Adopter l’architecture Zero Trust et SASE par défaut
Les modèles traditionnels de sécurité périmétrique ne sont plus suffisants. Chaque identité, appareil et application doit vérifier sa légitimité avant d’obtenir un accès, sans exception ni hypothèse. La mise en œuvre des cadres Zero Trust Network Access (ZTNA) et Secure Access Service Edge (SASE) garantit que la sécurité est maintenue quel que soit l’endroit où résident les utilisateurs ou les applications.
Élever le risque informatique au rang d’indicateur stratégique de direction
La sécurité doit être mesurée non pas en jargon technique mais en termes d’impact opérationnel.

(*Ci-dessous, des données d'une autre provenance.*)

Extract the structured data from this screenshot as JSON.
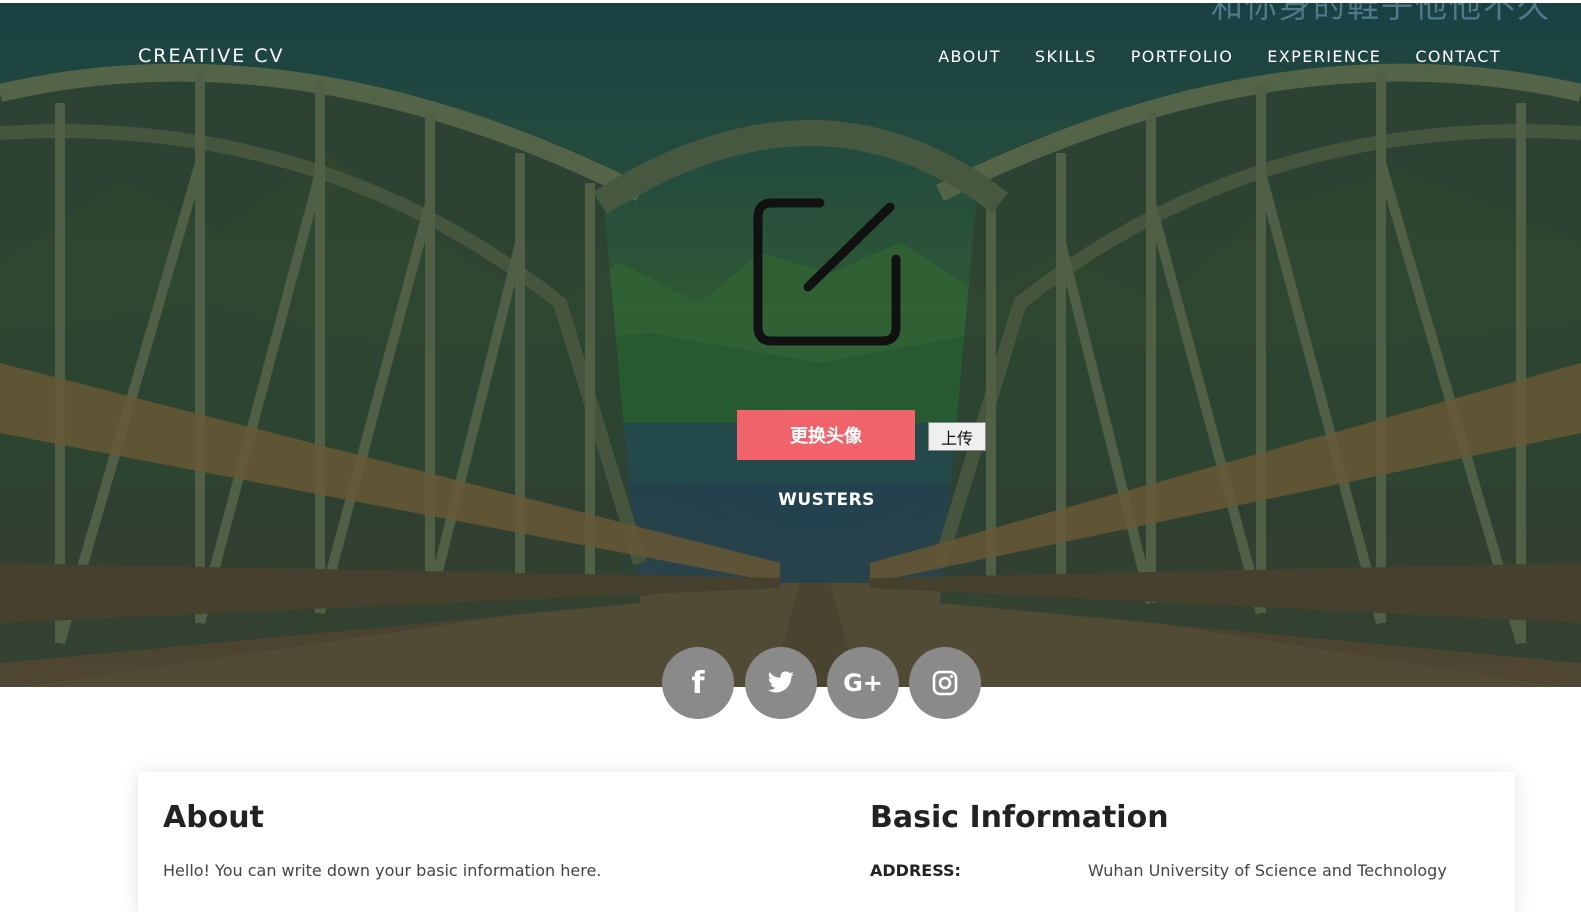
{
  "watermark": "和你身的鞋子他他不久",
  "header": {
    "brand": "CREATIVE CV",
    "nav": [
      "ABOUT",
      "SKILLS",
      "PORTFOLIO",
      "EXPERIENCE",
      "CONTACT"
    ]
  },
  "hero": {
    "avatar_icon": "edit-square-icon",
    "change_avatar_label": "更换头像",
    "upload_label": "上传",
    "name": "WUSTERS",
    "social": [
      {
        "icon": "facebook-icon",
        "glyph": "f"
      },
      {
        "icon": "twitter-icon",
        "glyph": ""
      },
      {
        "icon": "google-plus-icon",
        "glyph": "G+"
      },
      {
        "icon": "instagram-icon",
        "glyph": ""
      }
    ]
  },
  "about": {
    "title": "About",
    "text": "Hello! You can write down your basic information here."
  },
  "basic_info": {
    "title": "Basic Information",
    "address_label": "ADDRESS:",
    "address_value": "Wuhan University of Science and Technology"
  },
  "colors": {
    "accent": "#f0636a",
    "social_bg": "#8a8a8a",
    "text_dark": "#222222"
  }
}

Penser en termes d’heures de production perdues, d’atteinte à la réputation et de perturbations en aval, et pas seulement en termes de volume de données. Les solutions de cybersécurité avancées offrent désormais des plateformes d’analyse dotées d’IA/ML qui analysent de grandes quantités de données réseau en temps réel, fournissant des informations exploitables sur les menaces potentielles.
La capacité de la France à sécuriser ses usines intelligentes, ses chaînes d’approvisionnement numériques et ses écosystèmes de production interconnectés déterminera non seulement sa croissance économique, mais aussi la continuité opérationnelle de ses industries. Mais l’échelle seule ne suffit pas. Dans une économie de plus en plus hyperconnectée, la résilience est le pouvoir.
Il est important de changer d’état d’esprit. Il faut considérer la cybersécurité non pas comme une protection technique, mais comme une infrastructure industrielle, et l’échéance n’est pas en 2030. C’est maintenant.